Electrochemical impedance spectroscopy and photovoltaic analyses of dye-sensitized solar cells based on carbon/TiO₂ composite counter electrode

The objective of this study is to replace the platinum catalyst normally used in the counter electrode of dye-sensitized solar cells by a low cost activated carbon (AC)/TiO2 nanocomposite. The counter electrodes were prepared by varying the composition of activated carbon (AC) in the AC/TiO₂ nanocomposites. The TiO₂ anatase paste was used as a binder to hold the carbon nanoparticles together. The morphological properties of composite counter electrodes were analyzed by scanning electron microscope. Solar cells with composite counter electrodes were characterized for photocurrent-voltage relation and electrochemical impedance spectroscopy measurements.
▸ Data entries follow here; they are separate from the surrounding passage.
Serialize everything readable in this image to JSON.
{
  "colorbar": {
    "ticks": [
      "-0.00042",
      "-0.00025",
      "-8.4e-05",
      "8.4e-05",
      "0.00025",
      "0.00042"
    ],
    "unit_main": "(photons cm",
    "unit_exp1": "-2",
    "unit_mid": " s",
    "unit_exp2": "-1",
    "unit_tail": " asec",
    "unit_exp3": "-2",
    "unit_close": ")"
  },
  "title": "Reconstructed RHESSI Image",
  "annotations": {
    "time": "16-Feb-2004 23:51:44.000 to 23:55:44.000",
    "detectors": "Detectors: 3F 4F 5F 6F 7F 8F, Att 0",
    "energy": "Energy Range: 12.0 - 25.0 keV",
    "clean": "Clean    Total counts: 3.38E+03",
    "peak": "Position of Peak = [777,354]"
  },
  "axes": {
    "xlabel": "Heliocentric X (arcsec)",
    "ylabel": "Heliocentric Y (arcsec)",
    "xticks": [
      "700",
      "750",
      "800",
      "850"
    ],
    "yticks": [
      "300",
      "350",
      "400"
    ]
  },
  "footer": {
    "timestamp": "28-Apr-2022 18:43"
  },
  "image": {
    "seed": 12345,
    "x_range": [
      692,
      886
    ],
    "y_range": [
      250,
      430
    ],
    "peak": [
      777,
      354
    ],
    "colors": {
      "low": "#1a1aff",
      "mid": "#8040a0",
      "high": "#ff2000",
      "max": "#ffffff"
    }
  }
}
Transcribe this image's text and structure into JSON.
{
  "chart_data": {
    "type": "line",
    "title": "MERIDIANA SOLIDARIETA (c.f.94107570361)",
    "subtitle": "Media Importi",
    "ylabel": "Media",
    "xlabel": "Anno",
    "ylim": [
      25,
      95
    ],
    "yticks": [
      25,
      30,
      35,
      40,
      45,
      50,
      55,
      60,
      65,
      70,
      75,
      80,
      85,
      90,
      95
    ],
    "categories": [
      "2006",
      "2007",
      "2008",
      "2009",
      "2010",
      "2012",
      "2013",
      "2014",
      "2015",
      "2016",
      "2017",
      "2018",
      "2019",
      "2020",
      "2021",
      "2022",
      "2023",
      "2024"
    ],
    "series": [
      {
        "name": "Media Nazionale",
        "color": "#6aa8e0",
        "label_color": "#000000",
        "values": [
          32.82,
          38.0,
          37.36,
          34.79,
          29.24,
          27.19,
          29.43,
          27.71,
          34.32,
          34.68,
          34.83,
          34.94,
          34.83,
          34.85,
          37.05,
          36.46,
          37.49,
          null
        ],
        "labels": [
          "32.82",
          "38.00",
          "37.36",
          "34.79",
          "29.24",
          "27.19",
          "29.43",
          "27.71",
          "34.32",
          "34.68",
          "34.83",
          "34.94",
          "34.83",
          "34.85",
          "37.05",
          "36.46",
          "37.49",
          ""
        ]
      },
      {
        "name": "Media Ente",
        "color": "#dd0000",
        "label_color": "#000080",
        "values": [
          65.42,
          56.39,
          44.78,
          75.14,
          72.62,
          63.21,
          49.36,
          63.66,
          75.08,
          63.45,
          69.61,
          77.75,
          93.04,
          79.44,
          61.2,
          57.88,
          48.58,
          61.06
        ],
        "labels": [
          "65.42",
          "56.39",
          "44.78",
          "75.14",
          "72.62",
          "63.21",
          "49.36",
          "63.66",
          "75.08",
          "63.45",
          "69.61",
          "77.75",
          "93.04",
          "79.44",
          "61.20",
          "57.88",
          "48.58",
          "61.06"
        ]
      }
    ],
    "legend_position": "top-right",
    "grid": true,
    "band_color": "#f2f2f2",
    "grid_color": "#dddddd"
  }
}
The results indicate that the efficiency of solar cells is highly dependent on the concentration of activated carbon in the counter electrode. The optimal performance of the solar cell was observed for the counter electrode containing 10% activated carbon showing J_SC = 15.834 mA cm⁻², V_oc = 700 mV, R_s = 49 , FF = 55, and η = 6.04%. These photovoltaic parameters are comparable with J_SC = 14.638 mA cm⁻², V_oc = 810 mV, R_s = 43 , FF = 60, and η = 7.0% for the platinum based dye sensitized solar cell.